I personally find its really good! Especially if its something/someone new! Though if you know em well enough its not like, a hard requirement y'know?
JackJonesHull
I'd have to say yes. Communication is important at all times. It takes time to move to non verbal communication. If you don't talk first and build up an understanding of each other how will you ever get to just wordlessly going for it over a kitchen counter for breakfast, or something similar?
Communication is the master key to opening up each other's comfort zones & understanding one another's likes & dislikes
I think if 2 people have the chemistry and that intense desire for one another magical things will occur without much effort or thought put into it at all with any relationship or dynamic communication and trust are the back bone of any relationship whether it's a friend a lover or lovers without these basic standards your destin to have complications limits are learned through experiences and personal preferences just because you didn't like or find please with something with one person doesn't mean you won't just love it from someone else I know this from experience so I don't know if that helps answer your question but I hope so just don't have it be an awkward talk that does kill the mood I guess lol
All I'm thinking is how fast can I get them panties off her...lol
There is a big difference between talking and communicating. Talking yes in a way can kill the mood. Especially when it is only one sided. Communication involves more than just talking. Eye contact body language touch listening connecting emotions. Talking is only one layer. Communication is multi-layered. Yes discussion before and after is very important. Need to have that open communication with your partner will help both of you in your sexual aspect, but it should be ongoing. You both need to communicate your wants needs desires with each other. However in today's it is more about instant gratification. No communication. Just hook up and go. Communication=intimacy. That is what is missing in a lot of relationships. Intimacy. It is all about just one person doing all the talking and not listening to their partner. There is no connection when only one person is talking. The key is communication. Stop talking and start listening. As the old saying goes talk is cheap action is where it's at.
For me, it is just to understand the boundaries of one another? Anything else is just gravy.
DarkArts1066
As in “right before” sex ?

I think that would likely take the edge off.

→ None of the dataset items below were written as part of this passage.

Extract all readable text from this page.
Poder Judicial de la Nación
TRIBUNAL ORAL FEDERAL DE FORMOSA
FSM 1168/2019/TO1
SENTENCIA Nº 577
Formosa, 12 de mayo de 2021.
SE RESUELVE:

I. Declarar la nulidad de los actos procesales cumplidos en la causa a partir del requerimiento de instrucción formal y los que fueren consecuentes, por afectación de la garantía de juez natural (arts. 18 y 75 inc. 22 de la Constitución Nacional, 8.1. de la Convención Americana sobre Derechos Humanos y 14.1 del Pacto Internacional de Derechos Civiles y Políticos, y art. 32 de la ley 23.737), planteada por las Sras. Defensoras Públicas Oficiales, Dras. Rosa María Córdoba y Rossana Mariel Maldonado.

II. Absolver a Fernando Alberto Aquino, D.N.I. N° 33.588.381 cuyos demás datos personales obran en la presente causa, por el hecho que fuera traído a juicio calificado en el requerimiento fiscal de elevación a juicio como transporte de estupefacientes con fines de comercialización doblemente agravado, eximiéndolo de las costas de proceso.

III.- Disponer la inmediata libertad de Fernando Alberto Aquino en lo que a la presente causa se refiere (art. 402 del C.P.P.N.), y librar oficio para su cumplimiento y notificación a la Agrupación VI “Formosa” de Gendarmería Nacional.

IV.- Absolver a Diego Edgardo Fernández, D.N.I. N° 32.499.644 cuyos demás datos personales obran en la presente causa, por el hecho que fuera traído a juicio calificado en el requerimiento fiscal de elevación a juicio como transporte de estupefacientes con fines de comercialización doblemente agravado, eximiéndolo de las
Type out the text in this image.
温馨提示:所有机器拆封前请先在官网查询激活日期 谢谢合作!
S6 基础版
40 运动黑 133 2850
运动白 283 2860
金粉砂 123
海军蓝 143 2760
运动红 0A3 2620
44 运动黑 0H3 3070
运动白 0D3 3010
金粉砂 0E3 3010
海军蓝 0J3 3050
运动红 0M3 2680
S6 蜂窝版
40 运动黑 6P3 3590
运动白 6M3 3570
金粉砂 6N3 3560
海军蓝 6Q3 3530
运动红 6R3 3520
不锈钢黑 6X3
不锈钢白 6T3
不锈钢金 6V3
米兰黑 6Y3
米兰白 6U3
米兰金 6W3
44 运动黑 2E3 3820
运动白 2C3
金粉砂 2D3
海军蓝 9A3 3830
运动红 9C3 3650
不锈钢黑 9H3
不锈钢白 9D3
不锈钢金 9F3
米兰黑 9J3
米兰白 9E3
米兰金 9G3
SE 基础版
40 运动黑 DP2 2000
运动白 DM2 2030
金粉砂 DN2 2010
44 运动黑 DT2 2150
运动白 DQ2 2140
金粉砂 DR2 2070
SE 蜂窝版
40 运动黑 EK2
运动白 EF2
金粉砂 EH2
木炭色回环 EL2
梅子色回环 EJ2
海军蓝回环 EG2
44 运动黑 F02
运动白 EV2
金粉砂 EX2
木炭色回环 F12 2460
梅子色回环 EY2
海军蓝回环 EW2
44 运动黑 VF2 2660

However discussing limits, and what both parties feel is acceptable at some point is essential.

I am reminded of a friend of mine who was in a relationship with someone. They had a good sex life by all accounts.
He spoke to me one day, quite distraught because he thought he had ended the relationship “accidentally”.

She was giving him oral one day, and for some reason, and with no precedent or discussion beforehand, he decided to pull out ane finish himself off over her face.

Turned out that she absolutely HATES having cum on her face.

He was lucky. VERY lucky. They worked through it and are now married with a family…

And his actions were no accident.
I made that plain to him.

He had made a conscious decision without consulting her about it, or at least giving it proper thought - and knowing what her particular feeling were on that.